Background
Natural killer (NK) cells can display antibody dependent cellular cytotoxicity (ADCC) activity against tumor cells via the CD16 Fc receptor in combination with tumor specific antibodies. IL-15 is important for NK cell survival, proliferation and function. Celularity is developing human placental CD34+-derived, cryopreserved, off-the-shelf, allogenic NK cells (CYNK-201) with high IgG binding affinity, protease cleavage resistant CD16 and secreted IL-15 for cancer treatment. Here we report the preclinical efficacy results of CYNK-201 against tumor cells.
Methods
CYNK-201 cells were generated by transduction of human placental CD34 cells with lentivirus vector expressing CD16 and IL-15, followed by culture expansion in the presence of cytokines. Transgene expression and phenotype of CYNK-201 cells were characterized by flow cytometry.
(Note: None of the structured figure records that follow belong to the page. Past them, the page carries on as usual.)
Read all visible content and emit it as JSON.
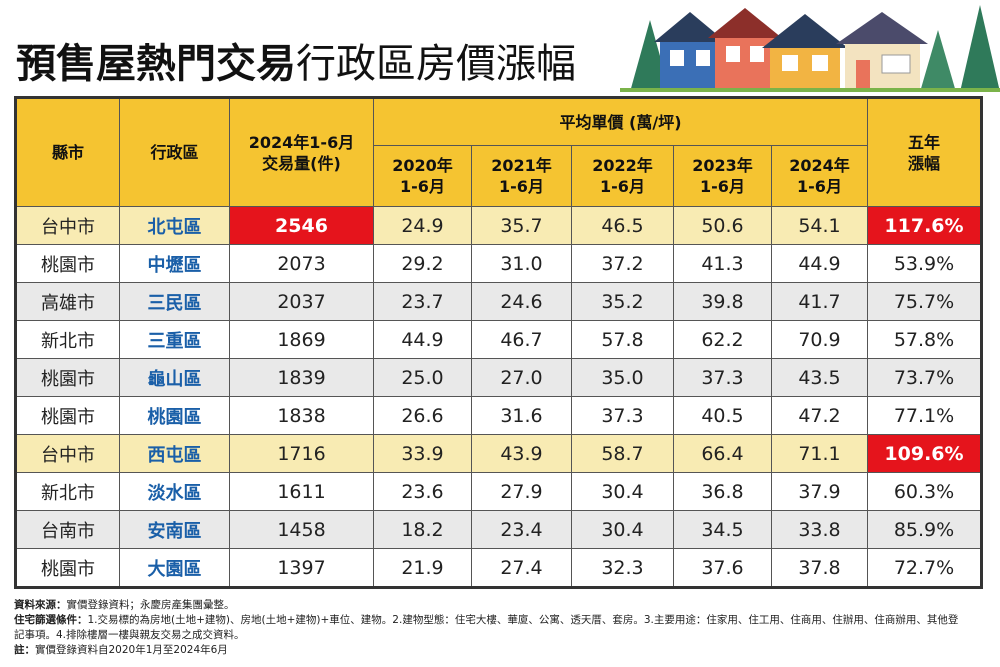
{
  "title": {
    "bold": "預售屋熱門交易",
    "regular": "行政區房價漲幅"
  },
  "table": {
    "header": {
      "city": "縣市",
      "district": "行政區",
      "volume": [
        "2024年1-6月",
        "交易量(件)"
      ],
      "price_group": "平均單價 (萬/坪)",
      "periods": [
        [
          "2020年",
          "1-6月"
        ],
        [
          "2021年",
          "1-6月"
        ],
        [
          "2022年",
          "1-6月"
        ],
        [
          "2023年",
          "1-6月"
        ],
        [
          "2024年",
          "1-6月"
        ]
      ],
      "growth": [
        "五年",
        "漲幅"
      ]
    },
    "rows": [
      [
        "台中市",
        "北屯區",
        "2546",
        "24.9",
        "35.7",
        "46.5",
        "50.6",
        "54.1",
        "117.6%"
      ],
      [
        "桃園市",
        "中壢區",
        "2073",
        "29.2",
        "31.0",
        "37.2",
        "41.3",
        "44.9",
        "53.9%"
      ],
      [
        "高雄市",
        "三民區",
        "2037",
        "23.7",
        "24.6",
        "35.2",
        "39.8",
        "41.7",
        "75.7%"
      ],
      [
        "新北市",
        "三重區",
        "1869",
        "44.9",
        "46.7",
        "57.8",
        "62.2",
        "70.9",
        "57.8%"
      ],
      [
        "桃園市",
        "龜山區",
        "1839",
        "25.0",
        "27.0",
        "35.0",
        "37.3",
        "43.5",
        "73.7%"
      ],
      [
        "桃園市",
        "桃園區",
        "1838",
        "26.6",
        "31.6",
        "37.3",
        "40.5",
        "47.2",
        "77.1%"
      ],
      [
        "台中市",
        "西屯區",
        "1716",
        "33.9",
        "43.9",
        "58.7",
        "66.4",
        "71.1",
        "109.6%"
      ],
      [
        "新北市",
        "淡水區",
        "1611",
        "23.6",
        "27.9",
        "30.4",
        "36.8",
        "37.9",
        "60.3%"
      ],
      [
        "台南市",
        "安南區",
        "1458",
        "18.2",
        "23.4",
        "30.4",
        "34.5",
        "33.8",
        "85.9%"
      ],
      [
        "桃園市",
        "大園區",
        "1397",
        "21.9",
        "27.4",
        "32.3",
        "37.6",
        "37.8",
        "72.7%"
      ]
    ]
  },
  "notes": [
    {
      "label": "資料來源：",
      "text": "實價登錄資料；永慶房產集團彙整。"
    },
    {
      "label": "住宅篩選條件：",
      "text": "1.交易標的為房地(土地+建物)、房地(土地+建物)+車位、建物。2.建物型態：住宅大樓、華廈、公寓、透天厝、套房。3.主要用途：住家用、住工用、住商用、住辦用、住商辦用、其他登記事項。4.排除樓層一樓與親友交易之成交資料。"
    },
    {
      "label": "註：",
      "text": "實價登錄資料自2020年1月至2024年6月"
    }
  ]
}
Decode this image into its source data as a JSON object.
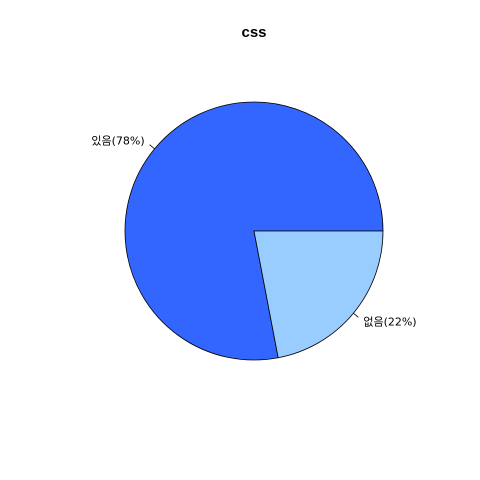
{
  "chart_data": {
    "type": "pie",
    "title": "css",
    "slices": [
      {
        "label": "있음(78%)",
        "value": 78,
        "color": "#3366FF"
      },
      {
        "label": "없음(22%)",
        "value": 22,
        "color": "#99CCFF"
      }
    ],
    "start": "3 o'clock",
    "direction": "counterclockwise",
    "border_color": "#000000"
  }
}
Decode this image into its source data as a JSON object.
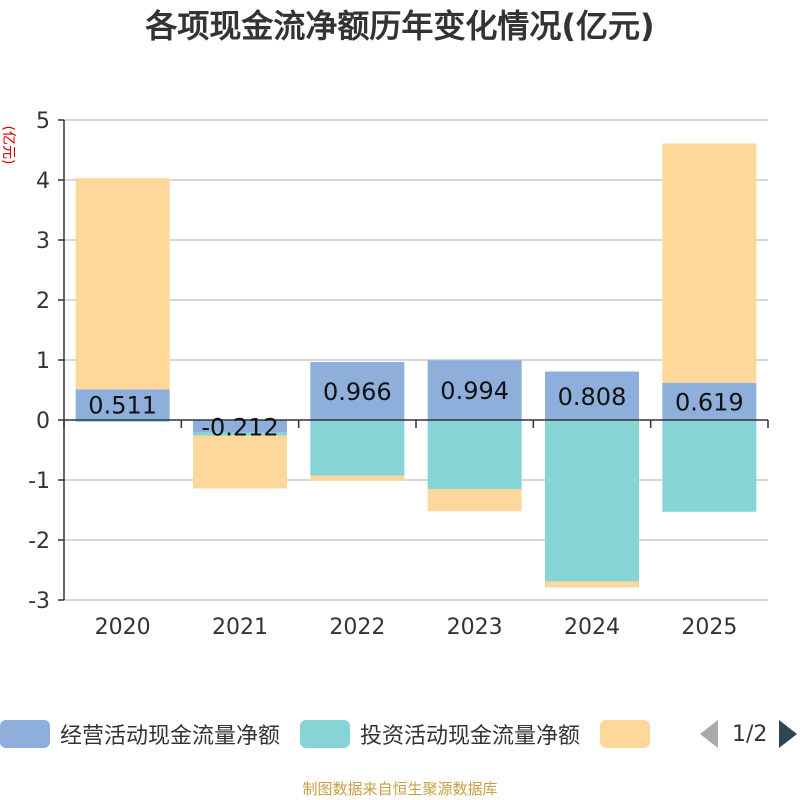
{
  "chart_data": {
    "type": "bar",
    "stacked": true,
    "title": "各项现金流净额历年变化情况(亿元)",
    "ylabel": "(亿元)",
    "xlabel": "",
    "ylim": [
      -3,
      5
    ],
    "yticks": [
      5,
      4,
      3,
      2,
      1,
      0,
      -1,
      -2,
      -3
    ],
    "categories": [
      "2020",
      "2021",
      "2022",
      "2023",
      "2024",
      "2025"
    ],
    "series": [
      {
        "name": "经营活动现金流量净额",
        "color": "#8eaedb",
        "values": [
          0.511,
          -0.212,
          0.966,
          0.994,
          0.808,
          0.619
        ],
        "labels": [
          "0.511",
          "-0.212",
          "0.966",
          "0.994",
          "0.808",
          "0.619"
        ]
      },
      {
        "name": "投资活动现金流量净额",
        "color": "#86d4d6",
        "values": [
          -0.03,
          -0.05,
          -0.93,
          -1.15,
          -2.69,
          -1.53
        ]
      },
      {
        "name": "",
        "color": "#fdd89a",
        "values": [
          3.52,
          -0.88,
          -0.08,
          -0.37,
          -0.1,
          3.99
        ]
      }
    ],
    "legend": {
      "page": "1/2"
    }
  },
  "footer": "制图数据来自恒生聚源数据库"
}
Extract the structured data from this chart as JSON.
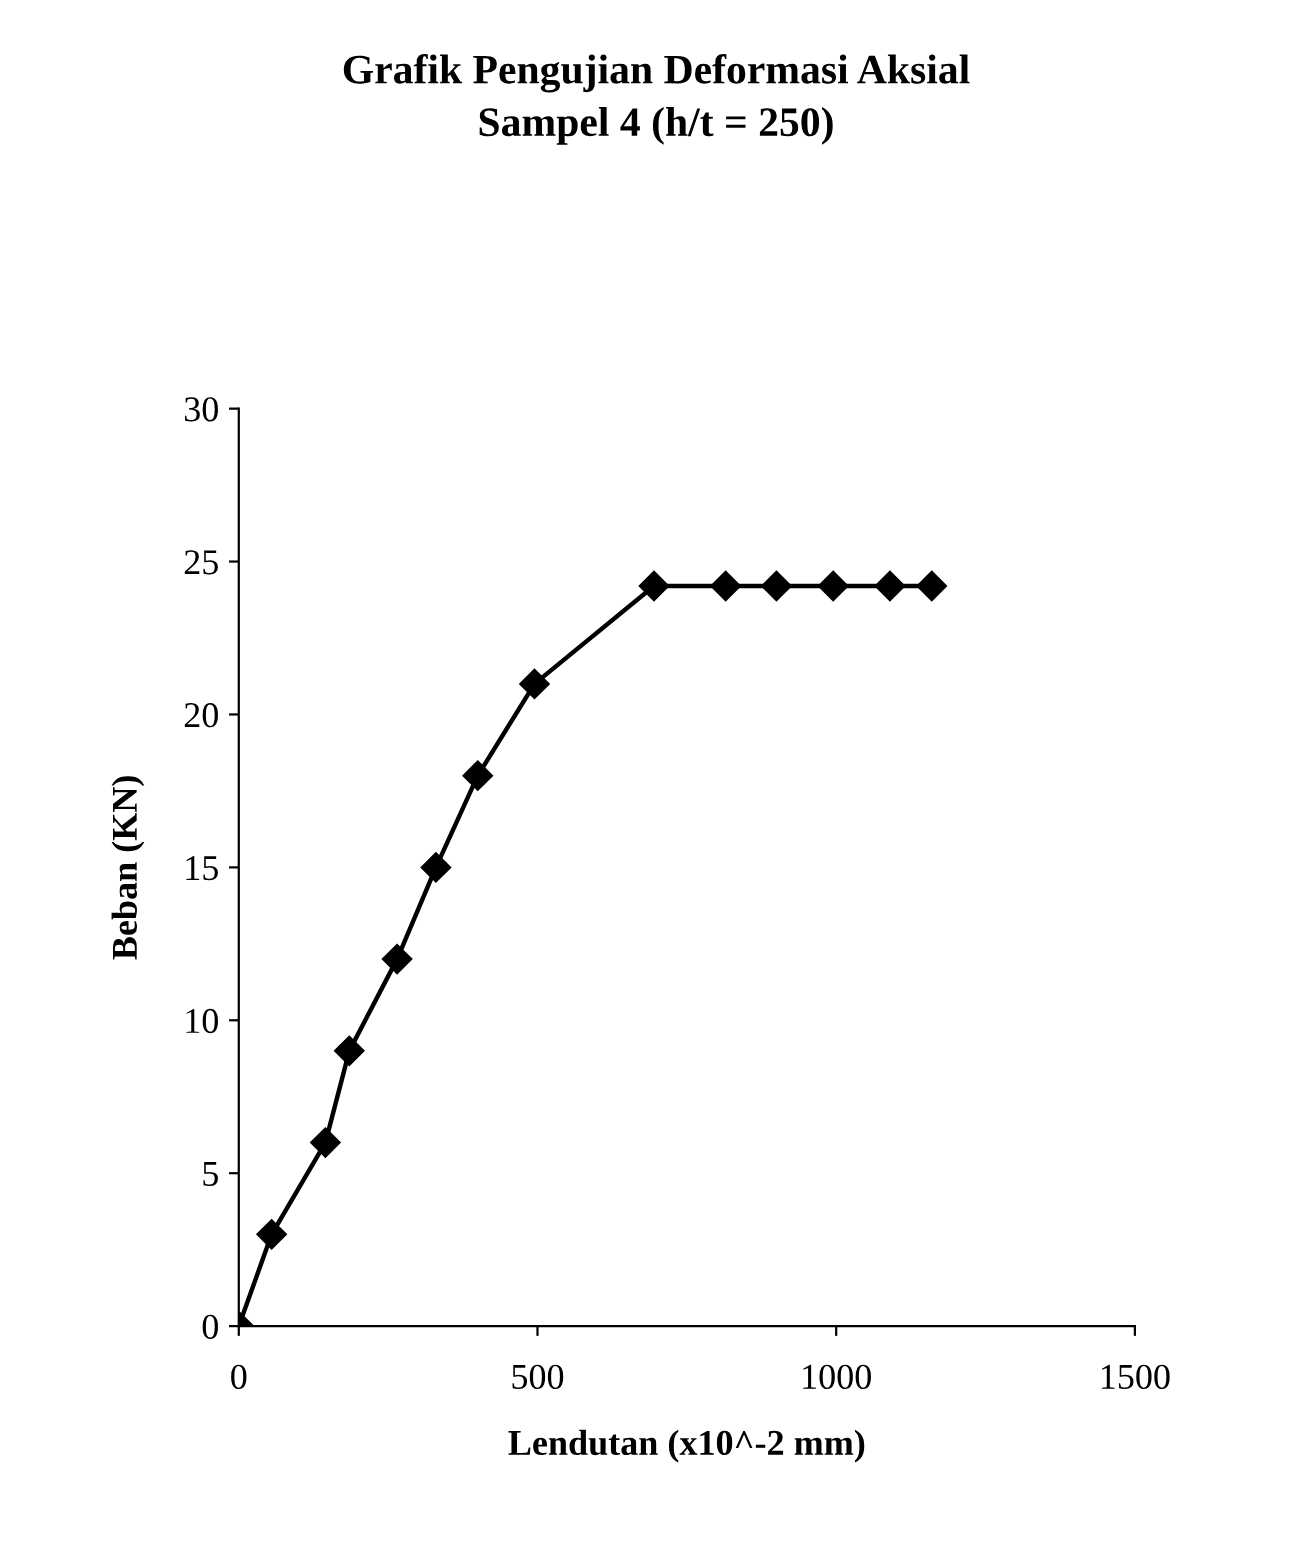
{
  "chart_data": {
    "type": "line",
    "title": "Grafik Pengujian Deformasi Aksial\nSampel 4 (h/t = 250)",
    "xlabel": "Lendutan (x10^-2 mm)",
    "ylabel": "Beban (KN)",
    "series": [
      {
        "color": "#000000",
        "x": [
          0,
          55,
          145,
          185,
          265,
          330,
          400,
          495,
          695,
          815,
          900,
          995,
          1090,
          1160
        ],
        "values": [
          0,
          3,
          6,
          9,
          12,
          15,
          18,
          21,
          24.2,
          24.2,
          24.2,
          24.2,
          24.2,
          24.2
        ]
      }
    ],
    "xlim": [
      0,
      1500
    ],
    "xticks": [
      0,
      500,
      1000,
      1500
    ],
    "ylim": [
      0,
      30
    ],
    "yticks": [
      0,
      5,
      10,
      15,
      20,
      25,
      30
    ],
    "marker": "diamond",
    "line_style": "solid",
    "grid": false,
    "legend": false
  }
}
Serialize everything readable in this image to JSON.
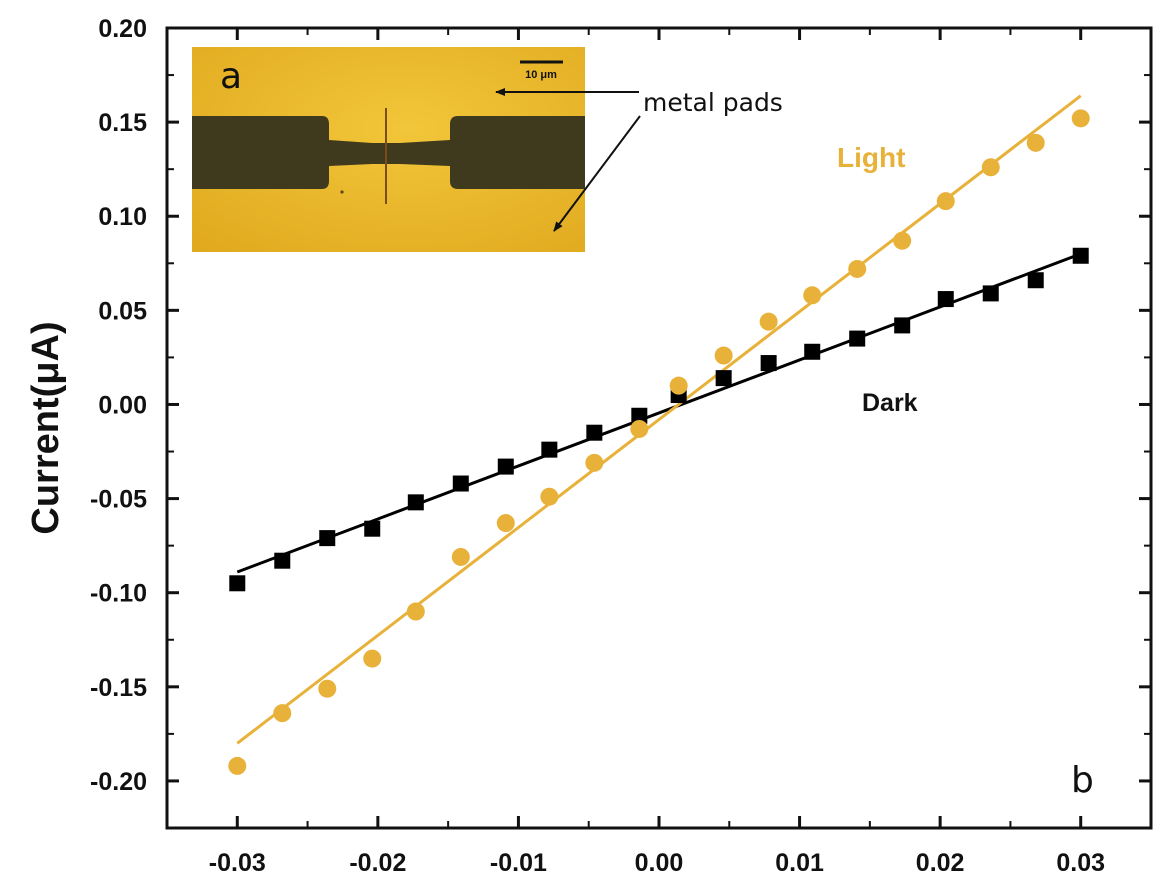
{
  "chart_data": {
    "type": "scatter",
    "ylabel": "Current(μA)",
    "xlabel": "",
    "xlim": [
      -0.035,
      0.035
    ],
    "ylim": [
      -0.225,
      0.2
    ],
    "xticks": [
      -0.03,
      -0.02,
      -0.01,
      0.0,
      0.01,
      0.02,
      0.03
    ],
    "xtick_labels": [
      "-0.03",
      "-0.02",
      "-0.01",
      "0.00",
      "0.01",
      "0.02",
      "0.03"
    ],
    "yticks": [
      0.2,
      0.15,
      0.1,
      0.05,
      0.0,
      -0.05,
      -0.1,
      -0.15,
      -0.2
    ],
    "ytick_labels": [
      "0.20",
      "0.15",
      "0.10",
      "0.05",
      "0.00",
      "-0.05",
      "-0.10",
      "-0.15",
      "-0.20"
    ],
    "grid": false,
    "series": [
      {
        "name": "Dark",
        "color": "#000000",
        "marker": "square",
        "x": [
          -0.03,
          -0.0268,
          -0.0236,
          -0.0204,
          -0.0173,
          -0.0141,
          -0.0109,
          -0.0078,
          -0.0046,
          -0.0014,
          0.0014,
          0.0046,
          0.0078,
          0.0109,
          0.0141,
          0.0173,
          0.0204,
          0.0236,
          0.0268,
          0.03
        ],
        "y": [
          -0.095,
          -0.083,
          -0.071,
          -0.066,
          -0.052,
          -0.042,
          -0.033,
          -0.024,
          -0.015,
          -0.006,
          0.005,
          0.014,
          0.022,
          0.028,
          0.035,
          0.042,
          0.056,
          0.059,
          0.066,
          0.079
        ],
        "fit": {
          "x": [
            -0.03,
            0.03
          ],
          "y": [
            -0.089,
            0.08
          ]
        }
      },
      {
        "name": "Light",
        "color": "#E8B23A",
        "marker": "circle",
        "x": [
          -0.03,
          -0.0268,
          -0.0236,
          -0.0204,
          -0.0173,
          -0.0141,
          -0.0109,
          -0.0078,
          -0.0046,
          -0.0014,
          0.0014,
          0.0046,
          0.0078,
          0.0109,
          0.0141,
          0.0173,
          0.0204,
          0.0236,
          0.0268,
          0.03
        ],
        "y": [
          -0.192,
          -0.164,
          -0.151,
          -0.135,
          -0.11,
          -0.081,
          -0.063,
          -0.049,
          -0.031,
          -0.013,
          0.01,
          0.026,
          0.044,
          0.058,
          0.072,
          0.087,
          0.108,
          0.126,
          0.139,
          0.152
        ],
        "fit": {
          "x": [
            -0.03,
            0.03
          ],
          "y": [
            -0.18,
            0.164
          ]
        }
      }
    ],
    "annotations": {
      "panel_b": "b",
      "light_label": "Light",
      "dark_label": "Dark"
    }
  },
  "inset": {
    "panel_letter": "a",
    "scale_bar": "10 μm",
    "pads_label": "metal pads",
    "colors": {
      "gold": "#E7B52C",
      "pad_dark": "#3F3A1D"
    }
  }
}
The concentration of secreted IL-15 by CYNK-201 was measured by a human IL-15 ELISA kit. ADCC activity of CYNK-201 against HER2+ gastric cancer cell line NCI-N87 and CD20+ Burkitts lymphoma cell line Daudi was assessed in combination with trastuzumab and rituximab, respectively. In vivo persistence and efficacy of CYNK-201 were assessed using NSG mice and NCI-N87 xenografted NSG mice, respectively.
Results
CYNK-201 was generated from multiple placental CD34+ donors (n=5) with 91.8±1.1% CD56+CD3– , 78.9± 9.77% CD16 expression, 3274± 1605 fold expansion and the average of 203±1.1 pg/mL secreted IL-15. While 2h PMAi treatment resulted in 61.6±11.3% CD16 cleavage on non-transduced (NT)-CYNK cells, no cleavage was observed from CYNK-201 demonstrating CD16 shedding resistance. CYNK-201 showed increased expression of activation markers including CD11a, NKG2D, CD226 and NKp30 as compared to the NT-CYNK cells. CYNK-201 displayed enhanced in vitro ADCC against NCI-N87 and Daudi as compared to that of NT-CYNK cells. At an E:T ratio of 1:1, CYNK-201 elicited increased ADCC against NCI-N87 with trastuzumab compared to that of NT-CYNK cells, with 65.6±15.1% vs. 52.0±9.1% at 4 hours. At an E:T ratio of 2:1, CYNK-201 showed higher cytotoxicity against Daudi in combination with rituximab compared to that of NT-CYNK with 49.0±18.8% vs. 31.8±9.9%. Post 14 days of infusion, CYNK-201 cells were detectable in NSG mice, with significantly higher abundance than that of NT-CYNK cells plus recombinant IL-15. This enhanced persistence of CYNK-201 led to significant tumor reduction in NCI-N87 tumor model in combination with trastuzumab.
Conclusions
Our results demonstrated enhanced in vitro ADCC, in vivo persistence and anti-tumor activity of CYNK-201. Further development of CYNK-201 is warranted.